Frédéric voulait le suivre ; mais la malade le retint : — Restez, dit-elle, j’aime à vous voir. — Elle lui prit la main. — Autrefois, je tenais ainsi mon petit bon ami par la main, et nous allions dans les prairies où les ruisseaux nous racontaient tout ce qu’ils avaient vu.

Henriette paraissait embarrassée ; Frédéric ne savait quel parti prendre. Ils restèrent quelques instans silencieux.

— Oh ! les beaux fruits, ma sœur, dit Marceline. Ne peux-tu m’en cueillir ?

— Mais, mon enfant, je n’en vois pas, tu te trompes, dit doucement Henriette.

— Tu ne m’aimes donc plus, que tu me refuses ? reprit tristement la folle. Pourquoi ne vas-tu pas…

— J’y vais, s’écria Frédéric, heureux d’une occasion de prouver son zèle, et il sortit précipitamment. Quelques minutes après, il posa sur le lit de Marceline une corbeille de beaux fruits. Elle les regarda avec une joie enfantine, et elle lui dit : — Vous ne nous quitterez plus ; n’est-ce pas, sœur, qu’il restera avec nous ?

— Je reviendrai, interrompit Frédéric ; si vous le permettez, ajouta-t-il plus bas, en s’adressant à Henriette.

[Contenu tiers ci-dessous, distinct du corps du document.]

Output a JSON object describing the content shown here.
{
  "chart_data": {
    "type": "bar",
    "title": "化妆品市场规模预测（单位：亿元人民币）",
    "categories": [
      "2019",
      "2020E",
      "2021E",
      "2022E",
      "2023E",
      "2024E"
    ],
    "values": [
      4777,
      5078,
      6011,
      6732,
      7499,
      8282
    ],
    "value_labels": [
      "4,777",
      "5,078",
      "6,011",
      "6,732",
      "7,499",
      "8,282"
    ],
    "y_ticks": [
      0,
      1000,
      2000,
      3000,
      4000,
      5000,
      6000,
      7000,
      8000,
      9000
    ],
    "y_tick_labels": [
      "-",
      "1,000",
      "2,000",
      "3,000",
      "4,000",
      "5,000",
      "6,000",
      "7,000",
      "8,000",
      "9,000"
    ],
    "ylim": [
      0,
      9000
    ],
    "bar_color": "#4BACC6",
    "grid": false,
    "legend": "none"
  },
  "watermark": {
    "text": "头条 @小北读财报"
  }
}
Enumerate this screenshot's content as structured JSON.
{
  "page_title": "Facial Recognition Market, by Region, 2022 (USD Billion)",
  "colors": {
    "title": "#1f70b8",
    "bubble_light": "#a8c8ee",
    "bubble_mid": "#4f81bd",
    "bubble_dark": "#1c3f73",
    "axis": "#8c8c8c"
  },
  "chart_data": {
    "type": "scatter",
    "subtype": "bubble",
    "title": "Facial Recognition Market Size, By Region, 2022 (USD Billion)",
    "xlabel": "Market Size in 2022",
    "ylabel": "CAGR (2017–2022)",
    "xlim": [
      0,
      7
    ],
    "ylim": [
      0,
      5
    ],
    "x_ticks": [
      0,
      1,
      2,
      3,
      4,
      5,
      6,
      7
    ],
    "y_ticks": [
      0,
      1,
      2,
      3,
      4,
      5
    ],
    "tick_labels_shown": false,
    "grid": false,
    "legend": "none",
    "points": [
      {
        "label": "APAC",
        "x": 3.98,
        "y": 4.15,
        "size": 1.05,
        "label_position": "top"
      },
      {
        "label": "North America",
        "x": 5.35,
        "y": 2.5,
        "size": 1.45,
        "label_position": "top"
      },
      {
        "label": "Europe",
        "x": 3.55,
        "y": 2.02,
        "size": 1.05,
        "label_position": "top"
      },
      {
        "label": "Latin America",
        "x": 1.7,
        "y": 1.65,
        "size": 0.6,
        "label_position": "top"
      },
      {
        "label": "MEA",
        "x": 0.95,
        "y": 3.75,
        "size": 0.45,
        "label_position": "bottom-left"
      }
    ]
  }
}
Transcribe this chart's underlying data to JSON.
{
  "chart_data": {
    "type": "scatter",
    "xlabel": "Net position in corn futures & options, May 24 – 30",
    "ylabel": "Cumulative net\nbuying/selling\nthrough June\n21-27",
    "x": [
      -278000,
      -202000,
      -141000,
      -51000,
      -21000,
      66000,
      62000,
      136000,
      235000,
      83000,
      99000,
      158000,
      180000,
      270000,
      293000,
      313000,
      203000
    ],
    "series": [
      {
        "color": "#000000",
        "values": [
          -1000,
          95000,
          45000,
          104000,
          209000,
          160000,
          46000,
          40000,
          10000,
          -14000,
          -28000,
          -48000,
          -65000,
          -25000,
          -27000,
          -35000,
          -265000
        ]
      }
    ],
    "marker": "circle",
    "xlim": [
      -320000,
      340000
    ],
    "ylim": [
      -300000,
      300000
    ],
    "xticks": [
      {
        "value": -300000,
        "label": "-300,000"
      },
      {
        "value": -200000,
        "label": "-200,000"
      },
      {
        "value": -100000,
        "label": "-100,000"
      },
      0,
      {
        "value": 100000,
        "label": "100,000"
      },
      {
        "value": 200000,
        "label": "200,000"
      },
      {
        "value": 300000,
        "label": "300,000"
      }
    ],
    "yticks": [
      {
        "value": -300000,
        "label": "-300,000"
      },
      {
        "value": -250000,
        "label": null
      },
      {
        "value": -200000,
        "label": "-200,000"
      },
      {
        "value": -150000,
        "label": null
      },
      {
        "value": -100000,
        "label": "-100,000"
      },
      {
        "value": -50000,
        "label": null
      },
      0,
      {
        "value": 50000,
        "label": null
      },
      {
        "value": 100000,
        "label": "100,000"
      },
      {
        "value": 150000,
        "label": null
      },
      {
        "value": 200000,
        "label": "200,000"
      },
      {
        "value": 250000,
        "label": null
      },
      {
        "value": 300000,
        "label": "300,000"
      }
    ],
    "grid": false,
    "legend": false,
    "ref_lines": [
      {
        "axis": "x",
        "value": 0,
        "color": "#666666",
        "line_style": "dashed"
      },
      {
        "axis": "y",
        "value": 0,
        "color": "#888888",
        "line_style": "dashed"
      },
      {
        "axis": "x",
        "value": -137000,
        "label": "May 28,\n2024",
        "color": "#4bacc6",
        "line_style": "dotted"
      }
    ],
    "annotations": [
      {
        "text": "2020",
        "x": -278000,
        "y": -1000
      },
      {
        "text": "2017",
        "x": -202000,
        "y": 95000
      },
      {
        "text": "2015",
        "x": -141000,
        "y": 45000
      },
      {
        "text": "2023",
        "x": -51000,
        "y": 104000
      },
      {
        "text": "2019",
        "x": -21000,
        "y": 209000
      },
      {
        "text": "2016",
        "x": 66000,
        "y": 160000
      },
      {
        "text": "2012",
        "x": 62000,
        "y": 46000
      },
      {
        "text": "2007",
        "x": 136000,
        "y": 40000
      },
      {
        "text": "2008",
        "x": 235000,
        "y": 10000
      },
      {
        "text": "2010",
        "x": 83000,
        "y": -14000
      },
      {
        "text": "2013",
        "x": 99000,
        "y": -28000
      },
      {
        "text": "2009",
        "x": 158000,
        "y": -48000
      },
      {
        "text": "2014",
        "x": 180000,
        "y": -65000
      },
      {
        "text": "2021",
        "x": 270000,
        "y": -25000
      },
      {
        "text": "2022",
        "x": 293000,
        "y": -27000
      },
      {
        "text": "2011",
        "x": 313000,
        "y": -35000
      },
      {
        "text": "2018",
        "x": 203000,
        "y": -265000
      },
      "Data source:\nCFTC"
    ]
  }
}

— Elle est malade, et je n’ose la contrarier, répondit-elle en rougissant.

V.

Ce fut ainsi que Frédéric se trouva admis dans le petit intérieur d’Henriette. Sa bonté pour sa sœur, ses attentions délicates, l’inquiétude qu’il avait montrée, avaient touché le cœur de celle-ci. D’abord elle ne l’avait reçu qu’avec défiance, se rappelant la déclaration des fleurs. Bientôt elle le connut si simple, si loin de toute idée offensante pour elle, qu’elle s’habitua insensiblement a le traiter en ami. Pour Frédéric, depuis qu’il la voyait tous les jours, il croyait n’éprouver qu’une amitié dévouée au lieu des transports exaltés qui l’avaient agité. S’il se fût sérieusement interrogé lui-même, il aurait vu, au contraire, le progrès que l’amour avait fait dans son cœur en mettant le vrai à la place du romanesque. Il se sentait vivre de la vie qu’il avait si ardemment souhaitée ; ses pensées avaient un but, ses actions un intérêt. Il ne rêvait qu’aux moyens de venir en aide à cette pauvreté discrète sans éveiller la fierté qui la gardait ; mais c’était en vain. Ses ruses les mieux déguisées étaient déjouées naturellement, simplement, et même sans qu’on eût l’air de les avoir pénétrées. Cependant, si elle ne paraissait pas les remarquer, Henriette les comptait avec attendrissement, et, pour être muette, sa reconnaissance n’en était peut-être que plus vive. Tout ce que pouvait offrir Frédéric se bornait donc à quelques fleurs pour Marceline, quelque hochet pour l’enfant ; quant à Henriette, à peine osait-il la regarder, quand son ouvrage paraissait l’absorber. Il était devenu si timide auprès d’elle, que c’était elle souvent qui lui adressait la parole pour rompre un silence qui l’embarrassait ; rien n’est éloquent comme certains silences, et elle lui parlait de peur de trop bien le comprendre. Cependant Frédéric avait peu à peu appris que les deux sœurs venaient de Nuremberg, habitaient depuis quelques mois seulement Heidelberg, et que la plus jeune était veuve. Le propriétaire de la maison était un brave homme qui trouva pour en parler à Frédéric des mots qu’il fut heureux d’entendre. — Ce sont trois enfans, avait-il dit, et le plus naïf est peut-être encore cet ange blond qui soutient les deux autres. Mais c’est trop jeune et trop joli pour être si pauvre !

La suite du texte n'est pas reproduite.